Personal details
- Born: May 1963 (age 63) Yongchuan, Chongqing, China
- Party: Chinese Communist Party

Military service
- Allegiance: People's Republic of China
- Branch/service: People's Liberation Army
- Rank: Major General
- Commands: Jiangsu Provincial Military District

= Zhang Lihong =

Chinese general

Zhang Lihong (张黎鸿; born May 1963) is a retired Chinese military officer with the rank of major general in the People's Liberation Army (PLA). He previously served as Commander of the Jiangsu Provincial Military District and was a member of the Standing Committee of the Jiangsu Provincial Committee of the Chinese Communist Party.

== Biography ==
Zhang was born in Yongchuan, Chongqing, in May 1963. He joined the People's Liberation Army in November 1980 and holds a postgraduate degree. Over the course of his military career, he held various positions including soldier, cadet, platoon leader, staff officer, company commander, section chief, deputy division head, and division head. He later served as Director of the Mobilization Department of the Lanzhou Military Region. In November 2004, Zhang was appointed commander of an artillery brigade under a group army of the PLA Ground Forces.
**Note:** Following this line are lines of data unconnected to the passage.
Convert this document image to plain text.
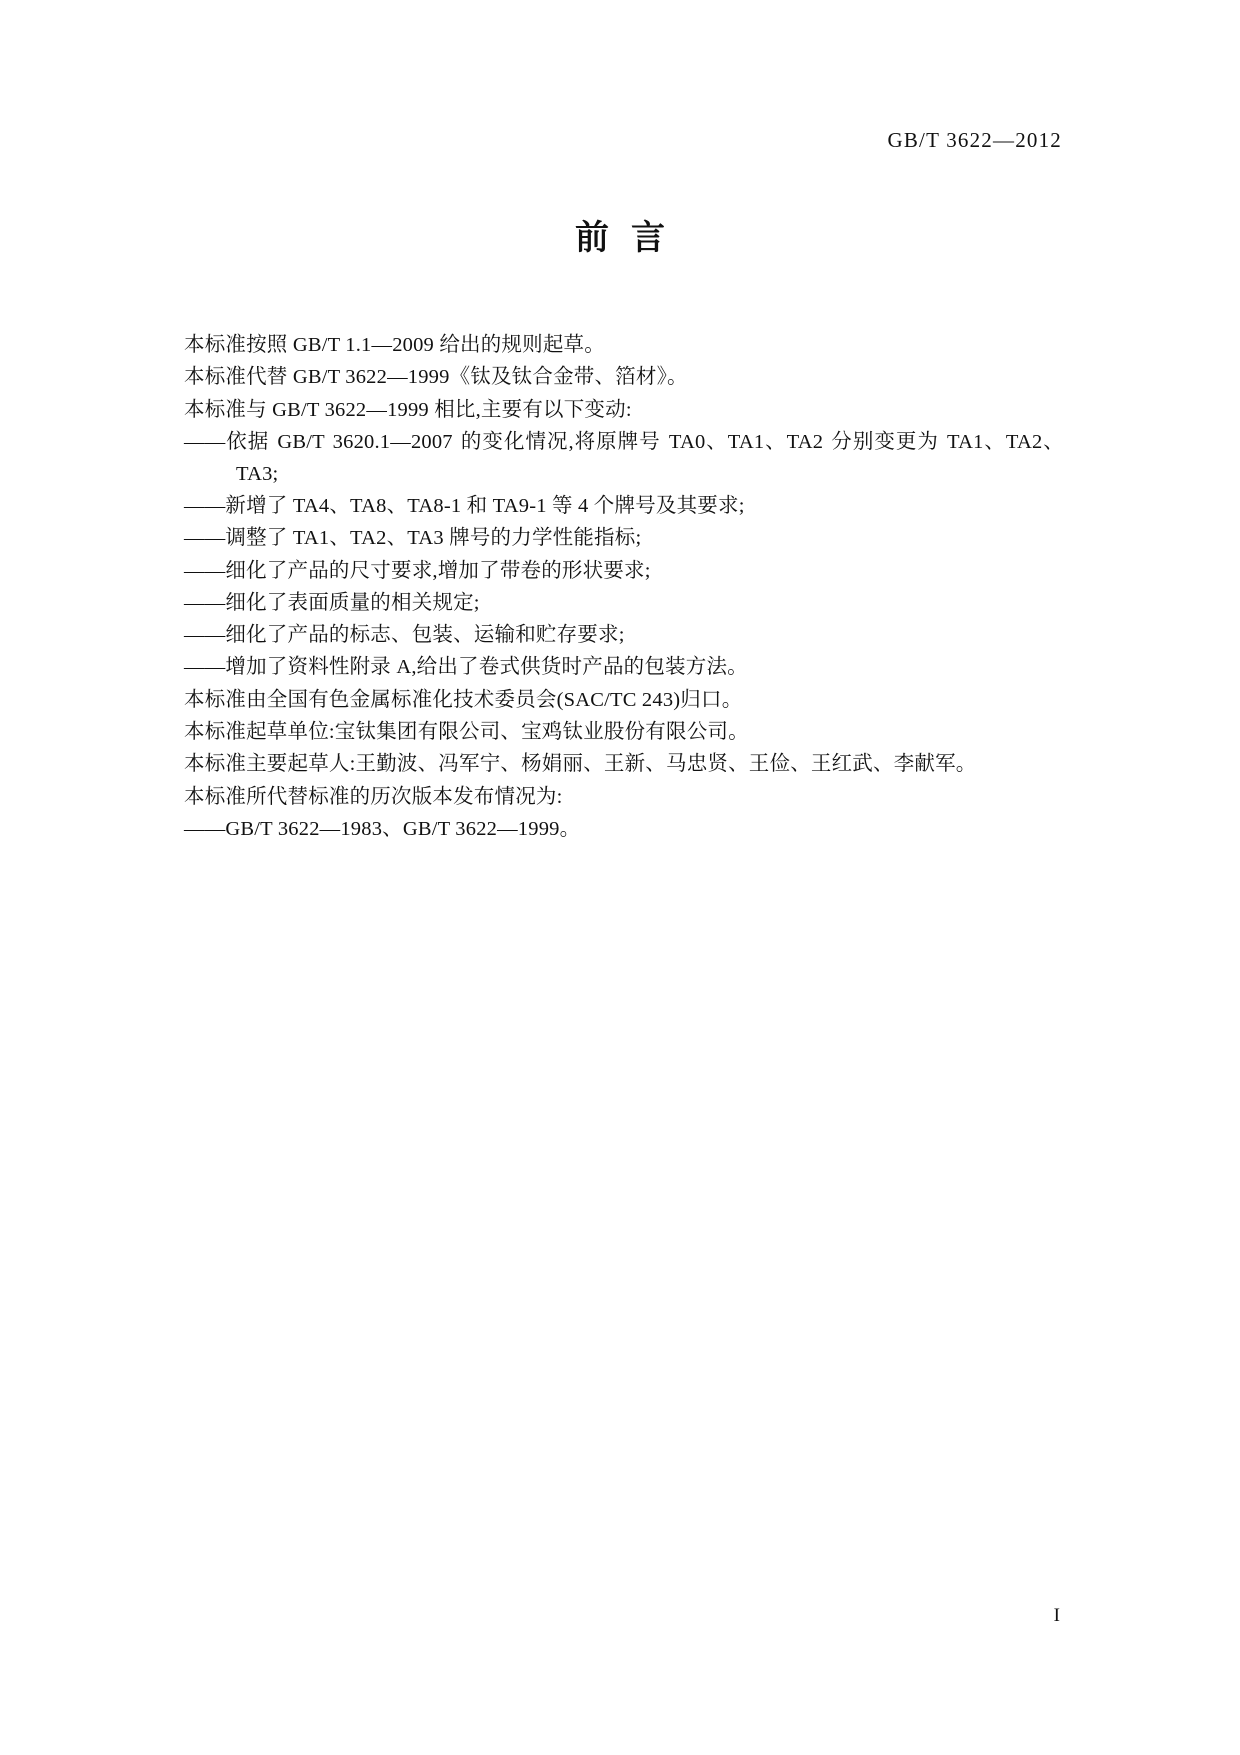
GB/T 3622—2012
前言

本标准按照 GB/T 1.1—2009 给出的规则起草。

本标准代替 GB/T 3622—1999《钛及钛合金带、箔材》。

本标准与 GB/T 3622—1999 相比,主要有以下变动:

——依据 GB/T 3620.1—2007 的变化情况,将原牌号 TA0、TA1、TA2 分别变更为 TA1、TA2、TA3;

——新增了 TA4、TA8、TA8-1 和 TA9-1 等 4 个牌号及其要求;

——调整了 TA1、TA2、TA3 牌号的力学性能指标;

——细化了产品的尺寸要求,增加了带卷的形状要求;

——细化了表面质量的相关规定;

——细化了产品的标志、包装、运输和贮存要求;

——增加了资料性附录 A,给出了卷式供货时产品的包装方法。

本标准由全国有色金属标准化技术委员会(SAC/TC 243)归口。

本标准起草单位:宝钛集团有限公司、宝鸡钛业股份有限公司。

本标准主要起草人:王勤波、冯军宁、杨娟丽、王新、马忠贤、王俭、王红武、李献军。

本标准所代替标准的历次版本发布情况为:

——GB/T 3622—1983、GB/T 3622—1999。

I
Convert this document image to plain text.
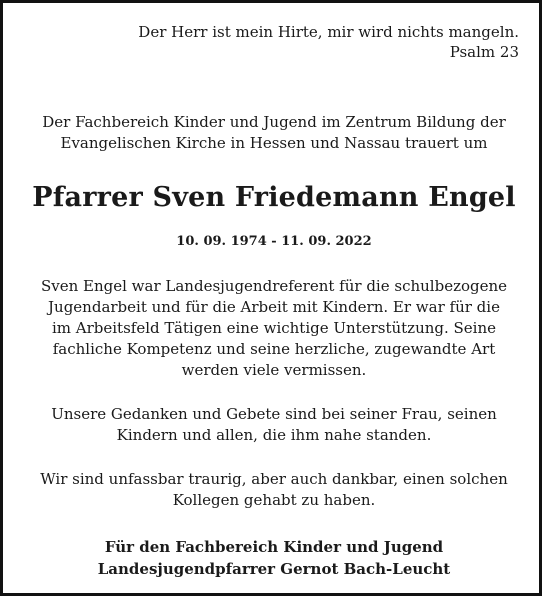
Der Herr ist mein Hirte, mir wird nichts mangeln.
Psalm 23
Der Fachbereich Kinder und Jugend im Zentrum Bildung der
Evangelischen Kirche in Hessen und Nassau trauert um
Pfarrer Sven Friedemann Engel
10. 09. 1974 - 11. 09. 2022
Sven Engel war Landesjugendreferent für die schulbezogene
Jugendarbeit und für die Arbeit mit Kindern. Er war für die
im Arbeitsfeld Tätigen eine wichtige Unterstützung. Seine
fachliche Kompetenz und seine herzliche, zugewandte Art
werden viele vermissen.
Unsere Gedanken und Gebete sind bei seiner Frau, seinen
Kindern und allen, die ihm nahe standen.
Wir sind unfassbar traurig, aber auch dankbar, einen solchen
Kollegen gehabt zu haben.
Für den Fachbereich Kinder und Jugend
Landesjugendpfarrer Gernot Bach-Leucht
In July 2015, he became Chief of Staff of the Shaanxi Provincial Military District, and in April 2017, he was promoted to Deputy Commander of the same district.

In January 2020, Zhang was appointed Commander of the Jiangsu Provincial Military District. The following month, in February 2020, he was named a member of the Standing Committee of the Jiangsu Provincial Committee of the Chinese Communist Party. He left the Standing Committee in November 2021.